O equilíbrio nas contas publicas é de extrema importância, manter o ajuste fiscal é sem dúvida inteligente em qualquer economia seria, porém existe grande diferença entre manter um programa de ajuste fiscal e estrangular a economia e os serviços públicos básicos. Eis o grande dilema acerca da PEC 241.

A chamada PEC do teto de gastos, define o teto do gasto publico no volume de recursos em receita. Algo muito lógico mas que foi adotado em momento de economia a beira da recessão, de enorme participação da informalidade, dificuldade para o setor de serviços e industria, e tudo isso sem falar na desaceleração da economia mundial, guerra comercial (China x EUA), etc, um momento em que qualquer desacerto resulta em perda de receita e leva a um novo programa de ajuste fiscal em breve. Em outras palavras, apesar de haver lógica em estabelecer um teto de gastos em função da receita, estamos em um momento em que é necessário, até para ganho de receita, se valer de medidas de estímulo para a economia brasileira.
Em outras palavras, só faria sentido a aprovação dessa PEC em um cenário de crescimento, onde houvesse crescimento do emprego formal, um ambiente favorável aos negócios e crescimento do consumo das famílias. Nesse outro cenário não apenas a receita cresceria e facilitaria o ajuste das contas públicas mas também permitiria um bom superávit primário.
Isso tudo seria muito bom mas ainda tem um grande problema que precisa ser resolvido ou nenhum programa de ajuste fiscal terá suficiente eficácia. Trata-se da dívida pública brasileira que precisa ser auditada.

Gráfico do orçamento federal de 2018 (R$ 2,621 Trilhões)
Fonte: Site da Auditoria Cidadã da Dívida.
O que torna a PEC 241 extremamente severa, para não dizer cruel, é que foi estabelecido o teto para o gasto público mas não foi feita a auditoria da dívida pública federal pelo congresso. Em outras palavras, está havendo corte de gastos na saúde, na educação e em todas as áreas em que for possível realizar cortes, mas ninguém toca no assunto daqueles 40,66% pagos em juros e amortizações da dívida (uma dívida que por mais que seja paga, rende uma dívida cada vez maior em juros). Essa é a principal causa do rombo nas contas públicas e ponto extremamente sensível pois remunera ao mercado financeiro (muito bem obrigado).
Ao observar o gráfico, vemos que apenas um montante de recursos é grande o suficiente para ser remanejado para garantir o superavit (tão desejado por esse governo). É a previdência com seus 24,88%.
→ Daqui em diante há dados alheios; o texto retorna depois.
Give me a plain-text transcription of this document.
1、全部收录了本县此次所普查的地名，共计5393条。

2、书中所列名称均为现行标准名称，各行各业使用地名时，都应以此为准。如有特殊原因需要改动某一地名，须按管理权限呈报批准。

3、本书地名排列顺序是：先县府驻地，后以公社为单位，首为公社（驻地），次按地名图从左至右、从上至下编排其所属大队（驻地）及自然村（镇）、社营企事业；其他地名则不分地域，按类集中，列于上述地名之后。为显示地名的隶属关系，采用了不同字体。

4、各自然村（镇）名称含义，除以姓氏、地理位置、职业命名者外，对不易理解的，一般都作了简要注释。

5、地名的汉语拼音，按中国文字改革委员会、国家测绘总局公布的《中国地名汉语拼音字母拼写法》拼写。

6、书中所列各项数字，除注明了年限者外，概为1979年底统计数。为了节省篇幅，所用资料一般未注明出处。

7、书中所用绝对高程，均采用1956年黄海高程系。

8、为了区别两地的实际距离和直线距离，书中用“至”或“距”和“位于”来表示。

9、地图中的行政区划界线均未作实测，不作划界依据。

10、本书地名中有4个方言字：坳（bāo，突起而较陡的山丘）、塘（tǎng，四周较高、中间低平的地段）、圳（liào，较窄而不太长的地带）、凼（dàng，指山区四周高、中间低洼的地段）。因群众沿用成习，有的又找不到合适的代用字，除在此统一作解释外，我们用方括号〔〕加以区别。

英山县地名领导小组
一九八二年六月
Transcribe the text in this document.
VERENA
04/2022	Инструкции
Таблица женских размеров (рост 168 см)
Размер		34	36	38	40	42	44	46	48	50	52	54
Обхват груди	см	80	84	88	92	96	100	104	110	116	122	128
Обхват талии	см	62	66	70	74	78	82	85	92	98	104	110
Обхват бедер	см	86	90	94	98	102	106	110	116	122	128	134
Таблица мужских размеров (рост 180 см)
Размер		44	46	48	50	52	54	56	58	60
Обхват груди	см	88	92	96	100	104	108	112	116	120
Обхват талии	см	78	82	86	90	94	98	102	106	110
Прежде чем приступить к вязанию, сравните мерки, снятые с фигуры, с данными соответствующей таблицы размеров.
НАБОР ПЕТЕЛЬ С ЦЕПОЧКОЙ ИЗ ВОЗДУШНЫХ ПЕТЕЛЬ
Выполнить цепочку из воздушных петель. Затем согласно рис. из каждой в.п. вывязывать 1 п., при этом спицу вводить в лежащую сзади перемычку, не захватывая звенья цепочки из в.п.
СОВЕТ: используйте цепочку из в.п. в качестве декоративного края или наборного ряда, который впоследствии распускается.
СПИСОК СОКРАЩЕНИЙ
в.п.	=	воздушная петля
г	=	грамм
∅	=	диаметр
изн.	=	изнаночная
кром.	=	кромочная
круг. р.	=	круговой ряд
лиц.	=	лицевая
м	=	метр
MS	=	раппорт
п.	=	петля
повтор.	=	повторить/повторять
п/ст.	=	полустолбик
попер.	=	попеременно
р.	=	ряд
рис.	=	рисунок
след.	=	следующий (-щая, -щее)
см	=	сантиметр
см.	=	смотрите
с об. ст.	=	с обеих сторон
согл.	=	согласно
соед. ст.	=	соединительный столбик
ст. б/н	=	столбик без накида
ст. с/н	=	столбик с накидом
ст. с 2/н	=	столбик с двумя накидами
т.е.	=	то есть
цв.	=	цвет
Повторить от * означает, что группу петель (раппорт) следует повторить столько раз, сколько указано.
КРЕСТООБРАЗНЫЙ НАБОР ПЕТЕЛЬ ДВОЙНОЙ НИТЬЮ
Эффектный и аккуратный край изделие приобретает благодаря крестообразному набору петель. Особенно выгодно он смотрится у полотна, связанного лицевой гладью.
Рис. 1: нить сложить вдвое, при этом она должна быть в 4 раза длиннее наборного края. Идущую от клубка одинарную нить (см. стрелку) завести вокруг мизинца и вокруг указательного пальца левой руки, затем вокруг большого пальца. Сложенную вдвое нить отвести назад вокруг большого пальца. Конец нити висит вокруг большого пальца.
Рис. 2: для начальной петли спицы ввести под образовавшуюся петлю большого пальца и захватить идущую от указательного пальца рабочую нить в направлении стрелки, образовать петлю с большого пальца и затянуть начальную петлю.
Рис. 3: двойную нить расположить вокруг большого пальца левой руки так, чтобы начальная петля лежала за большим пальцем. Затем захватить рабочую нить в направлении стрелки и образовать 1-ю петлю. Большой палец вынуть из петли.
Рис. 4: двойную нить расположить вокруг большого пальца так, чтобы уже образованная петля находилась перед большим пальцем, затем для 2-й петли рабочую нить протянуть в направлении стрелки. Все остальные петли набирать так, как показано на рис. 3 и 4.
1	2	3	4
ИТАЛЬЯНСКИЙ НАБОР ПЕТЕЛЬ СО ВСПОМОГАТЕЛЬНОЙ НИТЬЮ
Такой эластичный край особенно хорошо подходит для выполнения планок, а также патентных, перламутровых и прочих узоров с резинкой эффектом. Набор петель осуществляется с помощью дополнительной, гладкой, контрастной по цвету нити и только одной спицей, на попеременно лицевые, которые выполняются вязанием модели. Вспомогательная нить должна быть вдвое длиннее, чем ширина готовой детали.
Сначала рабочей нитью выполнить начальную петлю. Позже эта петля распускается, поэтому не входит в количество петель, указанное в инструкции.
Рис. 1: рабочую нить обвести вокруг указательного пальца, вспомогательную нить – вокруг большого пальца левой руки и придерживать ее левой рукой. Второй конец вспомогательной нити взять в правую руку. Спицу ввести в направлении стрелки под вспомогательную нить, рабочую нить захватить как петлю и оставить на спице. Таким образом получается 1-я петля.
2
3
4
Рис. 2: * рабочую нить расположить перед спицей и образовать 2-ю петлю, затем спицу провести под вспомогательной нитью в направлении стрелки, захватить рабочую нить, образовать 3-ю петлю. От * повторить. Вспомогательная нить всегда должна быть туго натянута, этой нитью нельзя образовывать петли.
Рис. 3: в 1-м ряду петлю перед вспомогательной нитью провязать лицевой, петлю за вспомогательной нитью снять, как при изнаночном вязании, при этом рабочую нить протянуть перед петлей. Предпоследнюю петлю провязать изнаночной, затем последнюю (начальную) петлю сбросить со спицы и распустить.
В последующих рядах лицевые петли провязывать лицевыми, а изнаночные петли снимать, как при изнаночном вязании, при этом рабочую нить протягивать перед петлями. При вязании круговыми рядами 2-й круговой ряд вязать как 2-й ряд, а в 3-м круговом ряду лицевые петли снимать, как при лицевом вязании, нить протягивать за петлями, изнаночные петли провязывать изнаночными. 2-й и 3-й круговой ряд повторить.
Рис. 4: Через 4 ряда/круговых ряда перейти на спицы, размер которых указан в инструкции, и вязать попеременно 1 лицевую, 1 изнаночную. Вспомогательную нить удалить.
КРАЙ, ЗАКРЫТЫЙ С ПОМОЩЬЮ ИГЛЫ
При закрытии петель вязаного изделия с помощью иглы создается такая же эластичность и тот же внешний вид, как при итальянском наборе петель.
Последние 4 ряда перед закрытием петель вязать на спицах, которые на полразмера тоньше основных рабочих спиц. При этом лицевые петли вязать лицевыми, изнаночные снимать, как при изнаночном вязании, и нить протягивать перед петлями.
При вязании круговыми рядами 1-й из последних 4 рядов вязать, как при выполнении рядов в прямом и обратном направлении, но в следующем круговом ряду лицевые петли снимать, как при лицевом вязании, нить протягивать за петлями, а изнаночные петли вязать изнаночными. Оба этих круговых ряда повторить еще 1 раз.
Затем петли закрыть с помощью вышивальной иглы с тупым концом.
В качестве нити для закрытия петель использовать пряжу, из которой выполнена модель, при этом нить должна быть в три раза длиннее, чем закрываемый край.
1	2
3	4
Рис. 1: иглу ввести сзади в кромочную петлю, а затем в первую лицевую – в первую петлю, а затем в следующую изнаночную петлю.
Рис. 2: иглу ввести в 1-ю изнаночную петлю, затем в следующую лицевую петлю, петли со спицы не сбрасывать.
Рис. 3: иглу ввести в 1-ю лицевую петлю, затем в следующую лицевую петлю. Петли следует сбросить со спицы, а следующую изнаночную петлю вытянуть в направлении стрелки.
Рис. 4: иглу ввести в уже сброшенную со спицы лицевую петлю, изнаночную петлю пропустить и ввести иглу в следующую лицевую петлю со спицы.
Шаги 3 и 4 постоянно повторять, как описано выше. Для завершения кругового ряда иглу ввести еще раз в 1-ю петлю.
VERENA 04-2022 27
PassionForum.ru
Sem dúvida é necessario ter uma agenda de reformas para evitar problemas com a previdência no futuro e ter um novo modelo tributário mais sustentável. Mas fica claro ao observar o texto da reforma da previdência aprovado na câmara dos deputados e a pobreza no debate sobre a reforma tributária na câmara e nas grandes redes de TV, que o objetivo do governo (apesar do discurso de que aqueles projetos são bons para o povo) não é bem isso que ocorre.
A atual politica econômica não colabora em nada com o crescimento e levará a mais cortes no orçamento e servirá de novos motivos para privatizar os ativos que já estão no radar do governo. A falácia acerca da PEC 241, do teto de gastos era uma promessa de confiança do mercado para gerar novos empregos e garantir o crescimento, assim como foi com a reforma trabalhista e agora com a reforma da previdência. Sempre a mesma promessa de favorecer o crescimento e gerar empregos. E tudo isso para tentar garantir as contas públicas sem fazer a auditoria da dívida pública.
As próximas semanas serão decisivas para tentar barrar esse texto absurdo da reforma da PEC 06/2019 e evitar o desastre que se abaterá sobre a população brasileira se verá perdida na hora de se aposentar. Também precisamos batalhar por uma reforma tributária que faça o baronato da economia brasileira pagar impostos de acordo com um modelo tributário progressivo e que reduza a carga de impostos sobre os mais próprios. O que vemos hoje é um modelo onde a maior carga incide sobre a folha de pagamento e a produção, a circulação e consumo de mercadorias e serviços, um modelo que atinge em cheio o consumo das famílias.
Será um enorme desafio para a sociedade brasileira na defesa da economia, do emprego e da dignidade das famílias e conter a falta de bom senso desse governo.